Questions 7 and 8... How do you know the correct answer is an alternate cause?

Brett on August 28, 2020

Hi @aguar11,

I think this has already been explained before, but I'll try my hand at it too. All we have to do is to come up with a potential alternate cause for the situations.

For Q7, we can imagine that in the beginning, ALL or MOST cases were reported. This reporting would include all degrees of seriousness: mild and super virulent cases. With that in mind, the number of serious cases would be a certain percentage, 5% in the stimulus. Let's now use the info from (D), which states that the less virulent (mild) cases are no longer being reported. That means that only the more serious (more virulent) cases are being reported. Naturally, there would be more deaths percentage-wise, now that some of the less serious cases have been removed. The alternative cause here is that some cases which would have been reported initially are no longer being reported, rather than the conclusion of the virus having become more virulent.
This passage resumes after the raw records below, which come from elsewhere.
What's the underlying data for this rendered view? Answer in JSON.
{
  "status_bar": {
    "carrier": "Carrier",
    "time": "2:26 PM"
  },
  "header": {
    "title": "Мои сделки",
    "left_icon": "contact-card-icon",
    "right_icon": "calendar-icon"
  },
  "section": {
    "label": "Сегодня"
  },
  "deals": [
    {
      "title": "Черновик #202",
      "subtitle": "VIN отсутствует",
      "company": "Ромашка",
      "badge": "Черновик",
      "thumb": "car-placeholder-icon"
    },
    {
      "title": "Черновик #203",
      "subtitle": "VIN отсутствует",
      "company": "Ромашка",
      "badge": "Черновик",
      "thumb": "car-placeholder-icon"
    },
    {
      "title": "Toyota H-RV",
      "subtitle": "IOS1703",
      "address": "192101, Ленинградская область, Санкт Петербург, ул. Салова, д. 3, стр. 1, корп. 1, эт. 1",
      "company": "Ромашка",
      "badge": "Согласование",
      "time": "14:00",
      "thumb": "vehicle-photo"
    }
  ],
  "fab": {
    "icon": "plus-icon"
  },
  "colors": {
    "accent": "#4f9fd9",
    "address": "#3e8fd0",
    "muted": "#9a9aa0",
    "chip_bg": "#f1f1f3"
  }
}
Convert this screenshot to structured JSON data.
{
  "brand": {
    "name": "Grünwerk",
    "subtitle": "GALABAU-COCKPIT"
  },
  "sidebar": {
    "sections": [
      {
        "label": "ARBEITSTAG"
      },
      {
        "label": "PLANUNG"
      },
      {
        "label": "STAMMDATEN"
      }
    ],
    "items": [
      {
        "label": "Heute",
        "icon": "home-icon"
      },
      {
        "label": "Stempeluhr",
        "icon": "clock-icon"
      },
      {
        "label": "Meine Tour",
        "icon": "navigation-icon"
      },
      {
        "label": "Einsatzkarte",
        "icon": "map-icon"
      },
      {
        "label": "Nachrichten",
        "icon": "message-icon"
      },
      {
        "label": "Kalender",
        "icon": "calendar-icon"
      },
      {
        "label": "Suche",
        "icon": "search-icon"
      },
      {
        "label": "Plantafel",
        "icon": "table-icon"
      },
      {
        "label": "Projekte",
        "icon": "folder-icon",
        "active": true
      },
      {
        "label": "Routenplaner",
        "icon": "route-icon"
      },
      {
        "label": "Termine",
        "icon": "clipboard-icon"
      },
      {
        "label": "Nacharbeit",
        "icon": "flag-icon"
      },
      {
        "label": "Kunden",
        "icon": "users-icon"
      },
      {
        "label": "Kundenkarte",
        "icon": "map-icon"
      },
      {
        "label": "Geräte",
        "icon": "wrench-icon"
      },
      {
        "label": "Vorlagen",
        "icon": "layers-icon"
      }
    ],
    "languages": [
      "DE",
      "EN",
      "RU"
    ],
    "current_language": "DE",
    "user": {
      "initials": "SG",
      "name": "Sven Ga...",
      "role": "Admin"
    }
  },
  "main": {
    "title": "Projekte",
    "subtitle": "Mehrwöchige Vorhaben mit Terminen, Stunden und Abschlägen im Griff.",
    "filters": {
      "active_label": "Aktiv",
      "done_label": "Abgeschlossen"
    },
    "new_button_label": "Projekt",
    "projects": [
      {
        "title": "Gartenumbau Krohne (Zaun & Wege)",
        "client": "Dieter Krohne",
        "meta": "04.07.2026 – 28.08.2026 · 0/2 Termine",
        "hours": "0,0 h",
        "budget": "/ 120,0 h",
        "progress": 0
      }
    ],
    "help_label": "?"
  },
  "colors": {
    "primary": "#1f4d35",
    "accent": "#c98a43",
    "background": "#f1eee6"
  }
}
For Q8, the given reason for why the Akabe people don't drink so much of their tea drink in the morning is the high levels of caffeine would impair their ability to do their daily tasks. If we can find another possible reason that does not involve caffeine, then we've got our answer. If it's not caffeine, it must be something else. (C) tells us that there is also a narcotic, which, by definition, is a drug that affects the brain and/or senses in some way. Perhaps that could be the reason for the people not drinking so much before they go to work. Maybe the narcortic is more of a factor than the caffeine. If so, that would explain it.

Hope my ramblings have helped a bit.